TikTok users have a high clickthrough rate so utilize link space accordingly. If you want ad revenue, link to an ad generating site. If you want product sales, link to your sales page. If you want new clients and consultations, link to your booking page.
Accounts with 1,000 followers or more have the ability to go live. At that time, viewers can send virtual gifts to the account. Each gift is worth a different amount and users have to pay money to purchase gifts before sending them. At the end of a live session, gifts received by the account are tallied and accrued. TikTok takes 50% of these gift revenues. When a $100 threshold is met, money can be withdrawn with a limit of $1,000 withdrawal per day.

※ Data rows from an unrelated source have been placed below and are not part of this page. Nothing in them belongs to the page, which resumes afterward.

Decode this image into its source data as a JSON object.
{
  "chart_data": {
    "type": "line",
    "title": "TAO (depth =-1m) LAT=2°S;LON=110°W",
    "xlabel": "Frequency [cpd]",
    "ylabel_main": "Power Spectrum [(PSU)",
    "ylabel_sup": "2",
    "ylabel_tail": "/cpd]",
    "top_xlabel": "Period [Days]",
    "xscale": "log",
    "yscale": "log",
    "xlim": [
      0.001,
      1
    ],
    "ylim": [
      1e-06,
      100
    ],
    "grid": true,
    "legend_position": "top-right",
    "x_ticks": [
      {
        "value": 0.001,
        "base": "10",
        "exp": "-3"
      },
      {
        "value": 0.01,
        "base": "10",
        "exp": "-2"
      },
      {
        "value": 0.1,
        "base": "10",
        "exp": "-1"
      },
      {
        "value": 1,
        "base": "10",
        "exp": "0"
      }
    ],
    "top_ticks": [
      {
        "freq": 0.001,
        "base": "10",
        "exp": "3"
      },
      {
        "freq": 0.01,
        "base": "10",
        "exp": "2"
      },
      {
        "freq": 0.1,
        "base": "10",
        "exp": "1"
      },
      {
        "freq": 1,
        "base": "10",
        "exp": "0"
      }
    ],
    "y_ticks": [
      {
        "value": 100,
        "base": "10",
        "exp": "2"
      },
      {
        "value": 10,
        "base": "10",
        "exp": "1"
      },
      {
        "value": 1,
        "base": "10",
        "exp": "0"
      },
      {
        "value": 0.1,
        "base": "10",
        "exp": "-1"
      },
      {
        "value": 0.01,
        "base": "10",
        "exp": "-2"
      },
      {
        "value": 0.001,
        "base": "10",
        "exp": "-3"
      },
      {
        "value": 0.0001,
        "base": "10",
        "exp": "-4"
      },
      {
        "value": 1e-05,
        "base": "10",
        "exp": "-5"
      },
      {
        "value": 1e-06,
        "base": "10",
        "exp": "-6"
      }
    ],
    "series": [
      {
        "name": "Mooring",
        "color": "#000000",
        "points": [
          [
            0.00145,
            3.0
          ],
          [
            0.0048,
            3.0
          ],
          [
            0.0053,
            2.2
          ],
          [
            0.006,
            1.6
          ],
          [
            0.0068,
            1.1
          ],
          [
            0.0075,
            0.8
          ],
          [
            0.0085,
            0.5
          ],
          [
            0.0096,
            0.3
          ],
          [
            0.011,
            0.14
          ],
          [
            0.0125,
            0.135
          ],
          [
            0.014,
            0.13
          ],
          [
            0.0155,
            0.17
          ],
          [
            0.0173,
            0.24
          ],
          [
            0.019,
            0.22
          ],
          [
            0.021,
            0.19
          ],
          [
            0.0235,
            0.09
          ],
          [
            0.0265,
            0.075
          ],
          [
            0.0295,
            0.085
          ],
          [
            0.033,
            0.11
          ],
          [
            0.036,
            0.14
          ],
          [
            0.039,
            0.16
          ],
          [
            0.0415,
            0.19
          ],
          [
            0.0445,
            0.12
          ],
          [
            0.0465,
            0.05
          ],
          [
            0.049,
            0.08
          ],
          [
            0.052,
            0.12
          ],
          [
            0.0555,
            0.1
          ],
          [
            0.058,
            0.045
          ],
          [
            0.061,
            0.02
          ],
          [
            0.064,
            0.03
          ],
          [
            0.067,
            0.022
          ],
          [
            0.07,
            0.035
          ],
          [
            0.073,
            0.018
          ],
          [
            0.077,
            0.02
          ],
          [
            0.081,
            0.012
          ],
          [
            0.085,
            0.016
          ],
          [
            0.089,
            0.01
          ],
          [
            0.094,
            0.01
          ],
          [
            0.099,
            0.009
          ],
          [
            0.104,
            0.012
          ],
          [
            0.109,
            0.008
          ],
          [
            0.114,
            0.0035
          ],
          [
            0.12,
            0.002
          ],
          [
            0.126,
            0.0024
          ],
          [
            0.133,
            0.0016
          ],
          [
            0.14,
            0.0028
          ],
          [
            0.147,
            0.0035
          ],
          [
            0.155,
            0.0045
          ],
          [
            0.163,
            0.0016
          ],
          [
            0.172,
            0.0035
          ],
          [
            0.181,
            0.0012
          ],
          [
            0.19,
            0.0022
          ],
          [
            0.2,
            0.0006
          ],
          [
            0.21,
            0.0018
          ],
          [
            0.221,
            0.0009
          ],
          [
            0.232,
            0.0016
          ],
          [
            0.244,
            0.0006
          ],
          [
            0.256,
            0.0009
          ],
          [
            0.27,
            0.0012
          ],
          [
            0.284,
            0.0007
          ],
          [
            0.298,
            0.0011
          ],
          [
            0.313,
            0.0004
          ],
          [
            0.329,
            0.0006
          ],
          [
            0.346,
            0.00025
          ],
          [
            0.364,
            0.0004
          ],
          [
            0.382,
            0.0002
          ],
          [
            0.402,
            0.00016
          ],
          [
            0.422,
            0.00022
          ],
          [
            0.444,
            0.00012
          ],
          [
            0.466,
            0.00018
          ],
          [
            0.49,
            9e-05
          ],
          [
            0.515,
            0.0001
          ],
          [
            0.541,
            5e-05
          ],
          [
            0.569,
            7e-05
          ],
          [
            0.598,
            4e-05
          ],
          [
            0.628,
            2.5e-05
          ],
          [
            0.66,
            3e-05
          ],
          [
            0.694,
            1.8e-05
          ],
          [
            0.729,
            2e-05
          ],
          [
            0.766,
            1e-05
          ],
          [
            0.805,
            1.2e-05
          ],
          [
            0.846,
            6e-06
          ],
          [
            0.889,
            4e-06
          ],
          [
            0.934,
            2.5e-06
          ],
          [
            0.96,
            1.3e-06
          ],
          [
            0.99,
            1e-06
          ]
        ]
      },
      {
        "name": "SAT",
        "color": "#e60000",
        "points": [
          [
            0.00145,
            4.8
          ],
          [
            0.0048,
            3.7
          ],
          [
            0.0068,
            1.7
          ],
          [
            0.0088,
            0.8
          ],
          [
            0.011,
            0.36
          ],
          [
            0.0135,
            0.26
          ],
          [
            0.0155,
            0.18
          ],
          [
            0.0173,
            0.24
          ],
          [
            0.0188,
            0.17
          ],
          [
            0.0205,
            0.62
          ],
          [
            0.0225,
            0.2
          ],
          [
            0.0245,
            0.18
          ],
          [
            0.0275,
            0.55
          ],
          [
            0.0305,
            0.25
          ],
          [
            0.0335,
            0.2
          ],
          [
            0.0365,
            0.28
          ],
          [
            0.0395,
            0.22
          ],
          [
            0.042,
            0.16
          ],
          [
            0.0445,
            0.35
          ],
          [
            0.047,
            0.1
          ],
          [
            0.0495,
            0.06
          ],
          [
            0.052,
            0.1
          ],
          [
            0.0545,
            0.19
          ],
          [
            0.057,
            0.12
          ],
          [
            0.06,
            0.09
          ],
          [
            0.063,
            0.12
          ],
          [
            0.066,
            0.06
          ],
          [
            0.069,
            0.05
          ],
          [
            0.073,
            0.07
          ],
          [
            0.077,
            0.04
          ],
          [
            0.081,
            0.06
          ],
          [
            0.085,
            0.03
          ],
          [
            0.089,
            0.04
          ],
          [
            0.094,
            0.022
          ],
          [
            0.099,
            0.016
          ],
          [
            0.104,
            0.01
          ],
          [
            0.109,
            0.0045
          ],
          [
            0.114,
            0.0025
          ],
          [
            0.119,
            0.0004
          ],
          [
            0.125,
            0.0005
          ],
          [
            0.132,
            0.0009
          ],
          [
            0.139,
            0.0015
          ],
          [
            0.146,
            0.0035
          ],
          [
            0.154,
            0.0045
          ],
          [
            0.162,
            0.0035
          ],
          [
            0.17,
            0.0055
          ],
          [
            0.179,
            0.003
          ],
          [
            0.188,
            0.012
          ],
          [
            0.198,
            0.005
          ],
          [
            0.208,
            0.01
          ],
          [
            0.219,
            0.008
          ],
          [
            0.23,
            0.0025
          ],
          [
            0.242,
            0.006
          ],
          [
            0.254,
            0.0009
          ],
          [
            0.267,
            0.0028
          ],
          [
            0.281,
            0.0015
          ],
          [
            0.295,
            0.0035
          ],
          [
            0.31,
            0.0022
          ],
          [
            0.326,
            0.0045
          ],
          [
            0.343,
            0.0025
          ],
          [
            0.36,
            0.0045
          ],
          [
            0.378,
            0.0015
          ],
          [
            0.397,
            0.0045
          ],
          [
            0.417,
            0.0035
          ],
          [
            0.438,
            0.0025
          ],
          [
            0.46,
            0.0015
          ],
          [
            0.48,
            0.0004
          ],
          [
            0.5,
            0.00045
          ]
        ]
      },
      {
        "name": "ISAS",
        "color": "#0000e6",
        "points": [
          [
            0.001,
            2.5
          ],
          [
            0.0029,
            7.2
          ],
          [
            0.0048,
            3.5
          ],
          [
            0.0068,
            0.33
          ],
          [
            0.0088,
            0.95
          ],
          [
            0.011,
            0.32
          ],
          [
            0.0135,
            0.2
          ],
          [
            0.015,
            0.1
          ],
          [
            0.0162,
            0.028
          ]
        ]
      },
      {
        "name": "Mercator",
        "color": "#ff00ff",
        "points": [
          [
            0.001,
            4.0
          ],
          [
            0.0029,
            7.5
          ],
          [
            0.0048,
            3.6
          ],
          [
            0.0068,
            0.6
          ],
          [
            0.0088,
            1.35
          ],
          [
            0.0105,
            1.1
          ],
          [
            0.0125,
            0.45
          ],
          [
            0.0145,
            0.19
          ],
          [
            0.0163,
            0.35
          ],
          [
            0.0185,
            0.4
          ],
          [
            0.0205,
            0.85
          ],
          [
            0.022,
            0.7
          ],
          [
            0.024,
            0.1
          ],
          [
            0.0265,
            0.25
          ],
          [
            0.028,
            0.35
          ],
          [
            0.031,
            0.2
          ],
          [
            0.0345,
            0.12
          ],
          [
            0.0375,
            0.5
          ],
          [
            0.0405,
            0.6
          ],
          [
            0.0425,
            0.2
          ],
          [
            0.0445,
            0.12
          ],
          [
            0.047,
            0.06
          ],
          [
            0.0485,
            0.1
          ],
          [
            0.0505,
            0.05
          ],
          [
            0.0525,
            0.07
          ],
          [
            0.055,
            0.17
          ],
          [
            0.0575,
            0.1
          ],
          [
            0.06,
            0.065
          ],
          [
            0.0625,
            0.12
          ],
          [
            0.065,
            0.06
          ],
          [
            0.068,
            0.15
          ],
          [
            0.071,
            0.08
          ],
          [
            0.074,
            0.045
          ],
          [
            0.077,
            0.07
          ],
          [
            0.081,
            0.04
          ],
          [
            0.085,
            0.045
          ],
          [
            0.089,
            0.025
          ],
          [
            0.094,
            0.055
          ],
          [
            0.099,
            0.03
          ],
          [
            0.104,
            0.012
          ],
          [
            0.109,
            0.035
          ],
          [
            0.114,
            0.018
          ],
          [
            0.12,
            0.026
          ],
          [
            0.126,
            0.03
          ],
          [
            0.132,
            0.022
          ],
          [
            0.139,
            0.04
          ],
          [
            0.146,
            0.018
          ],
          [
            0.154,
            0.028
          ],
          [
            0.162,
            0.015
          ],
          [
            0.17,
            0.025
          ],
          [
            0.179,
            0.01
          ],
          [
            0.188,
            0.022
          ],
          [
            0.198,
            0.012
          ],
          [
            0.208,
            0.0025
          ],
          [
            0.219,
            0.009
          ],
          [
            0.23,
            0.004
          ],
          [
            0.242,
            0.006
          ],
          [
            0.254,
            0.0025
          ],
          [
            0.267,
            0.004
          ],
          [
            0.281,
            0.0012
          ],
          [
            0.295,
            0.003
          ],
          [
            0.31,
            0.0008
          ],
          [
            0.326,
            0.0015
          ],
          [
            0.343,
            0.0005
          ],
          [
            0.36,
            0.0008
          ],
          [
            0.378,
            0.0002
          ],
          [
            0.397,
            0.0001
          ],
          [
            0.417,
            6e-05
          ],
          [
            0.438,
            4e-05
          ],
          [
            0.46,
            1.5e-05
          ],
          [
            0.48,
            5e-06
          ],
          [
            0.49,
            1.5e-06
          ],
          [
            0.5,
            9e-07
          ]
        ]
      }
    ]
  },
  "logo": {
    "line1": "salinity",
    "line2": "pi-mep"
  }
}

Accounts with millions of followers go live several times a week and offer everything from giveaways to voice messages to get viewers to send high-ticket gifts. The most expensive gift comes out to roughly $50 in the final payout.
TikTok is still figuring out ads and how to best integrate them into the platform. Currently, users see them while swiping. The pop up sporadically in between videos on their regular feed. TikTok has a program aimed to help businesses affected by the pandemic and is offering a $300 ad credit to be used by December 31st, 2020. Additionally, they’re matching any spending thereafter with a one-to-one credit up to $2,000.
If your business has utilized social media advertisements in the past, it is worth it to take advantage of the incentive and see if TikTok ads yield a higher return.
TikTok influencer platforms
While many traditional influencer platforms have begun expanding to include TikTok in their reach, there have also been new platforms popping up that cater specifically to the TikTok crowd. For instance, QuikTok is a platform that promotes brands and music alike. Creators set their own rates for campaigns. PlaylistPush is another option that caters to music specifically and pays for use of new songs in creator videos.
It is unclear whether these platforms are sanctioned by TikTok as TikTok may deem that inorganic music growth violates their terms and conditions and want to discourage brands from doing business outside of their designated marketplace.
Looking to sell items you’ve showcased on your feed or even items on the feeds of others? A platform called Vop offers “TokShop,” a shoppable TikTok feed for customers of an e-commerce store. It currently only integrates with Shopify but there are plans to expand to other sites in the near future. There are also rumors of an in-app swipe feature that will allow users to shop their feed without ever leaving the platform. This is still in a beta testing stage.
Make no mistake about it, there is money to be made on TikTok, and no time like the present to get started.